A criminology professor is invited to provide his insight into a series of meticulously planned murders that blur the lines between legality and morality.
Not having watched a Greek film in years, I’ll admit that this one was a pleasant surprise. Sotiris Tsafoulias writes and directs a cerebral but also existential ‘whodunit’ film where the protagonist (Pigmalion Dadakaridis) races against time to find clues about murders that wake up demons of his own. Very interesting story with an, inevitably, convoluted development. Maybe too convoluted though on this occasion. Being spoiler-free, I’ll try to be as less vague as possible.
To me, it becomes a major issue the fact that the killer has not the relevant background to perform the murders in such a manner. Either I missed it or it is not explained properly how such knowledge has been gained. When you do watch it, please let me know if I missed it somehow. Secondly, and this has been an ongoing problem in the Greek cinema, the acting is quite stiff or flat. But this is not necessarily only the actors’ fault as directing, to a certain extent, dictates the thespians’ acting. For example, Ioanna Kolliopoulou (Sophia) – 2018 Winner of the ‘Melina Merkouri Theater Award’ – is a very expressive young theatrical actress who could have served as the protagonist’s ‘driving force’. Something that here is not obvious at all.
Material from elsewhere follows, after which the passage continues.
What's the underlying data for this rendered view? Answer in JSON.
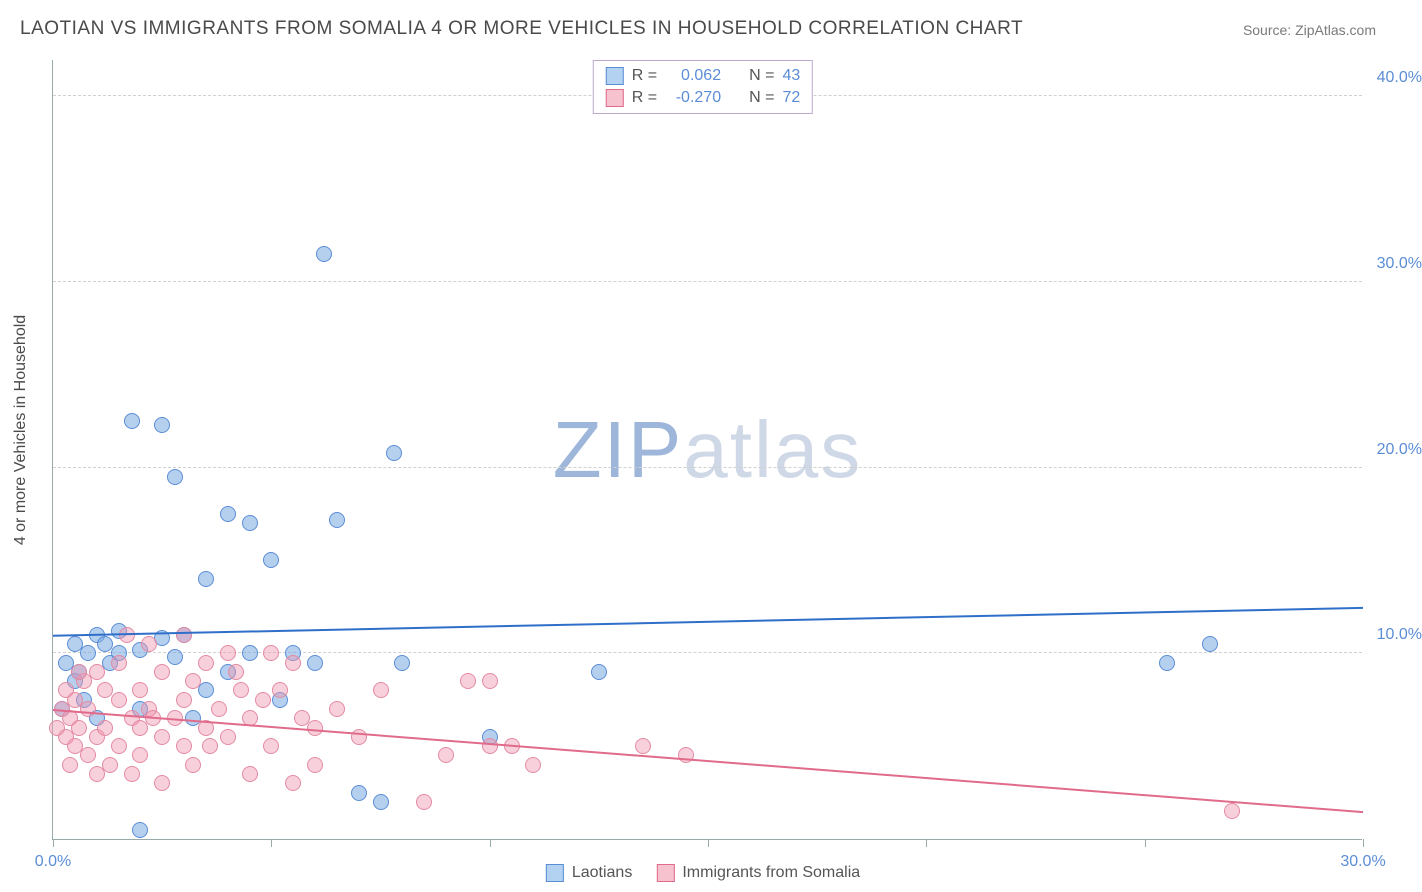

Thirdly, and this is again a major one, the editing. The editing, among other things, defines the film’s pace and rhythm and, especially in films like The Other Me, carefully reveals not the information the audience wants to know but the information they need to know when they need to know it. Here, the editing is reasonably misleading – as it should have been, but the film’s rhythm and pace are monotonous. Something that heavily reflects on the film’s mood.
Actors Pigmalion Dadakaridis, and Giorgos Chrysostomou (Manthos Kozoros) stand out for their performances. Director of Photography Giorgos Mihelis creates an excellent noir atmosphere and an also excellent mise-en-scène. Last but not least, I give a round of applause to the Makeup Department; spot-on job!
I definitely recommend you to watch it as I know very well how hard it is in Greece to make a film and trust me when I say that The Other Me is an achievement. Money shortage, production companies lacking the know-how, and a series of governments who couldn’t give two s%#@& about the Greek film industry prevent the artists from unfolding their true talents. On a final note, I hope the Greek cinema develops an identity, mixing the influences coming from the world cinema with genuine Greek elements that one day will lead to a wider distribution.